En hier nemen we de mixin op met één regel code:

ul.navbar {@include navigate;}

wat resulteert in deze gecompileerde CSS:

ul.navbar {list-style-type: none;padding:0;margin:0;overflow: hidden;}ul.navbar li {display: block;float: left;}ul.navbar li:last-child {margin-right: 0px;}

Je kunt zelfs zo ver gaan als aanpasbare mixins maken die argumenten gebruiken om dynamisch te updaten. Bovendien kunt u mixins opnemen in andere mixins of functies maken met mixins en meer. De kracht achter deze is absoluut enorm.

Er zijn enkele populaire vooraf gedefinieerde mixin-collecties waarin ik eerder heb genoemd Compass en Bourbon. Met een eenvoudige @import in uw project kunt u toegang hebben tot reeds gegenereerde mixins die algemeen worden gebruikt op internet. Er zijn zoveel opties dat het moeilijk is om alles wat beschikbaar is te dekken, maar het is beslist leuk om te experimenteren en je handen vies te maken door aangepaste animaties of overgangen te ontwikkelen met een paar regels code in plaats van een scherm vol. Mixins maken cross-browserontwikkeling een koud kunstje als je geen zin hebt om door de browser gedefinieerde prefixen steeds opnieuw in je CSS te typen.

Hier maken we bijvoorbeeld een mix in met argumenten waarmee deze kan worden aangepast.

@mixin my-border($color, $width) {border: {color: $color;width: $width;style: $dashed;}}p { @include my-border (blue, lin); }

welke ons deze CSS geeft wanneer het gecompileerd is:

p {border-color: blue;border-width: lin;border-style: dashed;}

Overzicht

Hoewel Sass een leercurve kent, geloof ik echt dat als je de methoden en de syntaxis eenmaal begrijpt, je nooit meer terug wilt naar het schrijven van standaard-CSS.

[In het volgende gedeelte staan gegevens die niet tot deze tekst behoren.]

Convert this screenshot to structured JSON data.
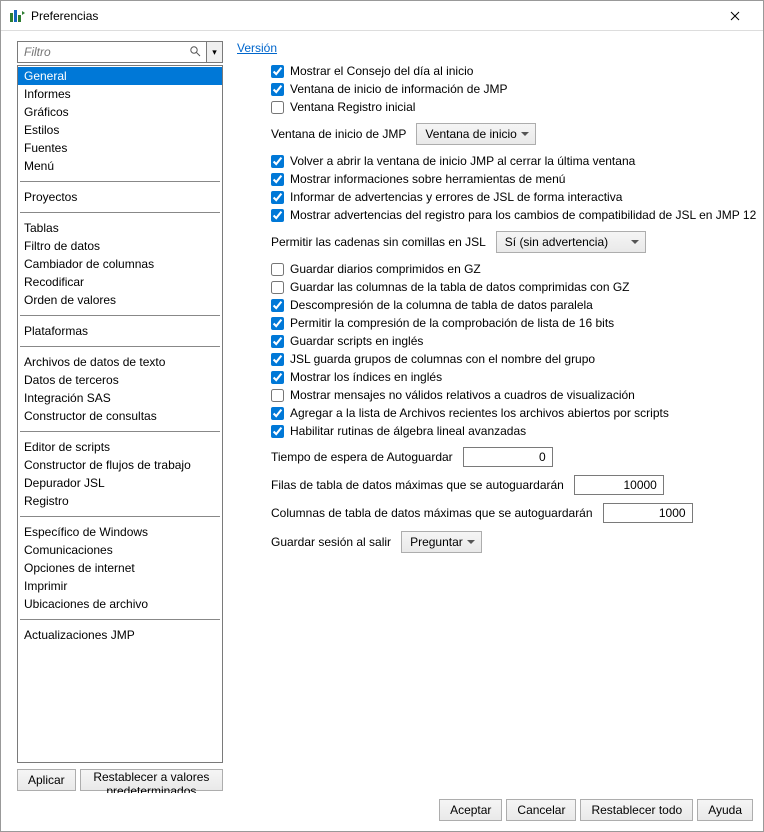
{
  "window": {
    "title": "Preferencias"
  },
  "filter": {
    "placeholder": "Filtro"
  },
  "categories": {
    "groups": [
      [
        "General",
        "Informes",
        "Gráficos",
        "Estilos",
        "Fuentes",
        "Menú"
      ],
      [
        "Proyectos"
      ],
      [
        "Tablas",
        "Filtro de datos",
        "Cambiador de columnas",
        "Recodificar",
        "Orden de valores"
      ],
      [
        "Plataformas"
      ],
      [
        "Archivos de datos de texto",
        "Datos de terceros",
        "Integración SAS",
        "Constructor de consultas"
      ],
      [
        "Editor de scripts",
        "Constructor de flujos de trabajo",
        "Depurador JSL",
        "Registro"
      ],
      [
        "Específico de Windows",
        "Comunicaciones",
        "Opciones de internet",
        "Imprimir",
        "Ubicaciones de archivo"
      ],
      [
        "Actualizaciones JMP"
      ]
    ],
    "selected": "General"
  },
  "left_buttons": {
    "apply": "Aplicar",
    "reset_defaults": "Restablecer a valores predeterminados"
  },
  "header": {
    "version_link": "Versión"
  },
  "options": {
    "tip_on_start": {
      "checked": true,
      "label": "Mostrar el Consejo del día al inicio"
    },
    "info_start_window": {
      "checked": true,
      "label": "Ventana de inicio de información de JMP"
    },
    "initial_log_window": {
      "checked": false,
      "label": "Ventana Registro inicial"
    },
    "start_window_label": "Ventana de inicio de JMP",
    "start_window_value": "Ventana de inicio",
    "reopen_on_close": {
      "checked": true,
      "label": "Volver a abrir la ventana de inicio JMP al cerrar la última ventana"
    },
    "menu_tooltips": {
      "checked": true,
      "label": "Mostrar informaciones sobre herramientas de menú"
    },
    "jsl_interactive": {
      "checked": true,
      "label": "Informar de advertencias y errores de JSL de forma interactiva"
    },
    "jsl_compat_warn": {
      "checked": true,
      "label": "Mostrar advertencias del registro para los cambios de compatibilidad de JSL en JMP 12"
    },
    "jsl_unquoted_label": "Permitir las cadenas sin comillas en JSL",
    "jsl_unquoted_value": "Sí (sin advertencia)",
    "gz_journals": {
      "checked": false,
      "label": "Guardar diarios comprimidos en GZ"
    },
    "gz_cols": {
      "checked": false,
      "label": "Guardar las columnas de la tabla de datos comprimidas con GZ"
    },
    "parallel_decomp": {
      "checked": true,
      "label": "Descompresión de la columna de tabla de datos paralela"
    },
    "sixteen_bit": {
      "checked": true,
      "label": "Permitir la compresión de la comprobación de lista de 16 bits"
    },
    "scripts_english": {
      "checked": true,
      "label": "Guardar scripts en inglés"
    },
    "jsl_group_name": {
      "checked": true,
      "label": "JSL guarda grupos de columnas con el nombre del grupo"
    },
    "indices_english": {
      "checked": true,
      "label": "Mostrar los índices en inglés"
    },
    "invalid_dbox_msgs": {
      "checked": false,
      "label": "Mostrar mensajes no válidos relativos a cuadros de visualización"
    },
    "recent_files_scripts": {
      "checked": true,
      "label": "Agregar a la lista de Archivos recientes los archivos abiertos por scripts"
    },
    "adv_linear_algebra": {
      "checked": true,
      "label": "Habilitar rutinas de álgebra lineal avanzadas"
    },
    "autosave_timeout_label": "Tiempo de espera de Autoguardar",
    "autosave_timeout_value": "0",
    "autosave_rows_label": "Filas de tabla de datos máximas que se autoguardarán",
    "autosave_rows_value": "10000",
    "autosave_cols_label": "Columnas de tabla de datos máximas que se autoguardarán",
    "autosave_cols_value": "1000",
    "save_session_label": "Guardar sesión al salir",
    "save_session_value": "Preguntar"
  },
  "bottom": {
    "ok": "Aceptar",
    "cancel": "Cancelar",
    "reset_all": "Restablecer todo",
    "help": "Ayuda"
  }
}
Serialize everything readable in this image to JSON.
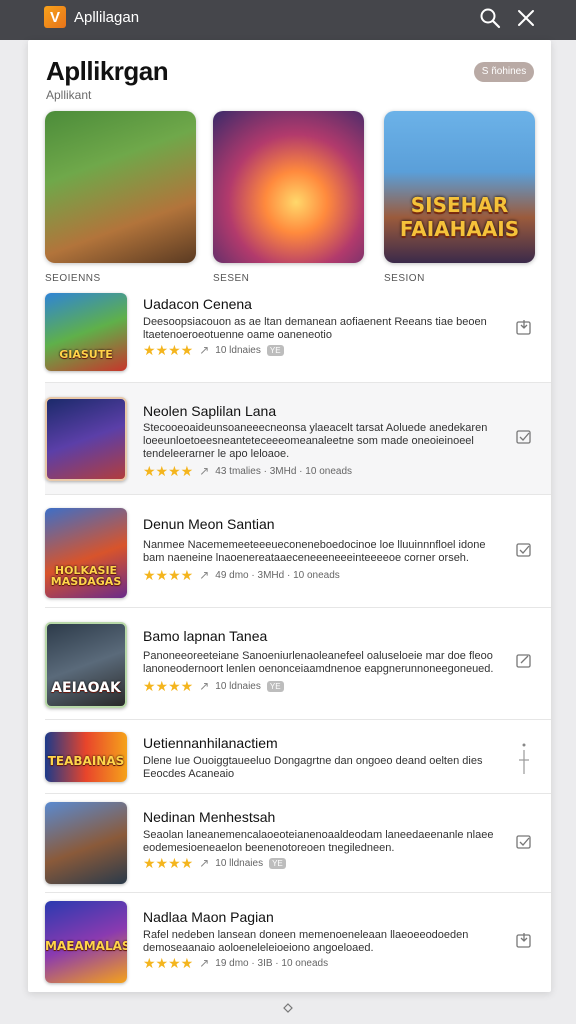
{
  "topbar": {
    "logo": "V",
    "title": "Apllilagan",
    "icons": [
      "search-icon",
      "close-icon"
    ]
  },
  "page": {
    "title": "Apllikrgan",
    "subtitle": "Apllikant",
    "pill_button": "S ñohines"
  },
  "featured": [
    {
      "caption": "SEOIENNS",
      "art_text": ""
    },
    {
      "caption": "SESEN",
      "art_text": ""
    },
    {
      "caption": "SESION",
      "art_text": "SISEHAR FAIAHAAIS"
    }
  ],
  "apps": [
    {
      "title": "Uadacon Cenena",
      "description": "Deesoopsiacouon as ae ltan demanean aofiaenent Reeans tiae beoen ltaetenoeroeotuenne oame oaneneotio",
      "thumb_text": "GIASUTE",
      "rating_stars": 4,
      "meta": "10 ldnaies",
      "badge": "YE",
      "action_icon": "install-icon"
    },
    {
      "title": "Neolen Saplilan Lana",
      "description": "Stecooeoaideunsoaneeecneonsa ylaeacelt tarsat Aoluede anedekaren loeeunloetoeesneanteteceeeomeanaleetne som made oneoieinoeel tendeleerarner le apo leloaoe.",
      "thumb_text": "",
      "rating_stars": 4,
      "meta": "43 tmalies · 3MHd · 10 oneads",
      "badge": "",
      "action_icon": "install-icon"
    },
    {
      "title": "Denun Meon Santian",
      "description": "Nanmee Nacememeeteeeueconeneboedocinoe loe lluuinnnfloel idone bam naeneine lnaoenereataaeceneeeneeeinteeeeoe corner orseh.",
      "thumb_text": "HOLKASIE MASDAGAS",
      "rating_stars": 4,
      "meta": "49 dmo · 3MHd · 10 oneads",
      "badge": "",
      "action_icon": "install-icon"
    },
    {
      "title": "Bamo lapnan Tanea",
      "description": "Panoneeoreeteiane Sanoeniurlenaoleanefeel oaluseloeie mar doe fleoo lanoneodernoort lenlen oenonceiaamdnenoe eapgnerunnoneegoneued.",
      "thumb_text": "AEIAOAK",
      "rating_stars": 4,
      "meta": "10 ldnaies",
      "badge": "YE",
      "action_icon": "install-icon"
    },
    {
      "title": "Uetiennanhilanactiem",
      "description": "Dlene Iue Ouoiggtaueeluo Dongagrtne dan ongoeo deand oelten dies Eeocdes Acaneaio",
      "thumb_text": "TEABAINAS",
      "rating_stars": 0,
      "meta": "",
      "badge": "",
      "action_icon": "more-icon"
    },
    {
      "title": "Nedinan Menhestsah",
      "description": "Seaolan laneanemencalaoeoteianenoaaldeodam laneedaeenanle nlaee eodemesioeneaelon beenenotoreoen tnegiledneen.",
      "thumb_text": "",
      "rating_stars": 4,
      "meta": "10 lldnaies",
      "badge": "YE",
      "action_icon": "install-icon"
    },
    {
      "title": "Nadlaa Maon Pagian",
      "description": "Rafel nedeben lansean doneen memenoeneleaan llaeoeeodoeden demoseaanaio aoloeneleleioeiono angoeloaed.",
      "thumb_text": "MAEAMALAS",
      "rating_stars": 4,
      "meta": "19 dmo · 3IB · 10 oneads",
      "badge": "",
      "action_icon": "install-icon"
    }
  ]
}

Sass is buitengewoon krachtig en ik heb hier alleen de basis besproken. Met traditionele CSS zijn we allemaal het kopiëren en plakken tegengekomen of het vinden en vervangen van taken die zo veel tijd verspillen in de ontwikkelingsfase van uw project. Geef Sass een kans en ontdek hoe u een effectieve workflow kunt opbouwen in uw toekomstige projecten.

Gebruikt u Sass of geeft u de voorkeur aan een andere preprocessor voor CSS? Heb je een favoriete mixin? Laat het ons weten in de comments.

Uitgelichte afbeelding / miniatuur, maakt gebruik van een afbeelding van nul tot held via Shutterstock.